积攒了一宿的寒气都使着劲往人骨头缝里钻,免得日头一照就没处发挥了。
谢秋寒站在一扇门外,僵直的立着,不太敢敲门,也不太敢走。
回来云邡不愿意理他,大门紧闭,只丢了句明天再说。
他识趣,没上赶着惹人烦,只是自己回房间枯坐了半宿。
青阳宗的桌凳都要被他薅秃了,终于盼来的第二天。
几乎是日晷刚转到那一格,他就消失在房间里。
他是先走过来,有点近乡情怯,手还没伸出去,立刻不着痕迹的继续往前走,装成路人过路。
然后又借风力飘起来,没有声息的落回那门前。
做贼都没这么复杂。
着实是被云邡的态度一激,冒出了心虚之感。
白日暴露鬼迷心窍,半夜则惹大祸,两样加起来,好像从来都没闯过这么大的事。
他就一直等啊等,太阳已经要升起来,给云海勾出了一个金边,他站的腿发麻,小心往后靠,锤了捶腿。
这时,身后的门咯吱一声,开了。
谢秋寒靠了个空,往后一踉跄,堪堪扶住没摔。
云邡诧异:“行这么大礼?”
谢秋寒:“…………”
他像只霜打的茄子,垂眉耷眼的挪进去,乖乖站在房间里。
云邡:“你心虚什么?”
“……没。”
“没?闯这么大祸,你不心虚?”
谢秋寒立刻改口:“有。”
“认了是吧,”云邡抱着臂,“那你就在这儿给他们宗门修后山,长长记姓。”
“不行,”谢秋寒抬头,“你不是说要回去关我禁闭吗,不算数了?”
……嘿。
还会这么顶嘴了。
云邡都乐了。
他不搭理谢秋寒并不是想和他算什么惹祸的帐,只是险情过去,不知道怎么面对他而已。
他招招手,道:“穷奇回来没?”
谢秋寒老老实实摇头。
云邡诧异道:“你还真是把这混账东西送进去了?”
……合着是诈他的。
谢秋寒无言以对。
云邡叹气道:“你少和方家两个人一起玩,蠢这东西,大概比瘟疫都烈。你想想,如若他们脑子管事,就不会是在这儿当什么守墓人了,他们先祖的资质和岫玉也差不离,都是小糊涂蛋,你别同他们搅在一起。”

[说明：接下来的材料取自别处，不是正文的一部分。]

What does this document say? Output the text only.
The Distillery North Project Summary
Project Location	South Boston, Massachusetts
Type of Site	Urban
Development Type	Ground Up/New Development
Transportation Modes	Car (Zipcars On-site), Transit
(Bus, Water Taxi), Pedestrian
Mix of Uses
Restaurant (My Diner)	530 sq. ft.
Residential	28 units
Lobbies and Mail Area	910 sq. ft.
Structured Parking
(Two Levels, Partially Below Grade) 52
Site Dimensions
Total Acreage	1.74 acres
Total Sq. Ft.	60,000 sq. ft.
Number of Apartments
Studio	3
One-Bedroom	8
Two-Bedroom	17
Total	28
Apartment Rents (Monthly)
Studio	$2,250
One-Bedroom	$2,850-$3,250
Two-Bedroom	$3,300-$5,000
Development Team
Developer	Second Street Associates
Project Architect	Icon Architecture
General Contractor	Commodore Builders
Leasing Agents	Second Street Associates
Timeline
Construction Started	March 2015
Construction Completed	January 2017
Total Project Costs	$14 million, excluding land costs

谢秋寒鲜少刻薄他人,然而此刻是真情实感的点头应下:“是。”
云邡听出里面意思,有些忍不住乐。
这时谢秋寒走到了他面前,他习惯姓想替谢秋寒理一下领口,可手刚伸出去,就顿在半空中,而后不着痕迹的替他掸了掸肩上不存在的灰尘,收了回去,拢在宽大的袖袍之中。
谢秋寒一靠近他,便闻到他身上冷冷的香气,这香气沁入鼻腔,将人妥帖的包裹起来,一颗忐忑不安的心好像也落定了。
谢秋寒嘴一顺,就问出自己想了一宿的问题:“你不会真去填九鼎吧?”
云邡没吭声。
谢秋寒知道他大概不愿同自己说,刚要揭过去,却听他道:“不好说,我心里没数。”
谢秋寒怔了一会儿。
“你让我再想想,”云邡道。
谢秋寒在他身边坐下,低头盯着他衣角那朵花看,那是他自己绣的,是用来示范使剑的精巧和力道的准确——用剑挑着线绣花。
谢秋寒学了半年,包了一屋子的针线活,越想越不对劲,总觉得自己被坑了。
云邡这人总是虚虚实实,他做事、用计都是这个路子,就算一点把握也没有的时候,他也要张出一块虎皮摇曳,摆出一副成竹在胸的态度。
他很少会说:我心里没数。
云邡道:“他引我来,是示威,是要看我把岭南的神骨拿出来,一副身躯整整齐齐的如他所愿去填九州,九州与岭南孰轻孰重、我这一身骨架子和天下大局孰轻孰重,他让我置身处地的在这儿掂量,掂量够了,主动出去献身。这位太武帝,他修武兴许比不过我们,但帝王心术却十分深厚,克敌嘛,诛心为上。”
他说着顿一下,笑骂道:“什么玩意,本座就在这儿呆到天长地久,谁搭理他。”
可他也说了,克敌,诛心为上。
如果他真不出去,岭南之外的九州国土灾难频发,狼烟四起,无辜的人拿血淋淋的手掌拍打着两边之间的屏障,弱小的人抱着他的腿苦苦哀求,四下都是哭嚎,都是流血和骨灰,岭南能作为他的避世桃花源吗?
他要眼睁睁看着九州的人都死光了才行,他不能闭目塞听,因为他得防备岭南之内的人心生变,九州的人一时半会儿死不完,他得防个百来年,提心吊胆,受人唾骂,听人苦求,堂堂正正清风明月般的仙人,转而成为人人喊打的对象,后世不会再说他的功德,反而会将他的一切事迹丑化,编造出七八百个丑闻冠在他脑袋上,让他骂名远扬。
这些,都是因为他不愿意合人心意的去死。
谢秋寒不敢再去深想,又看云邡面色沉沉的样子,心里更是难受的厉害,于是去握他的手,想借此讨一份安慰。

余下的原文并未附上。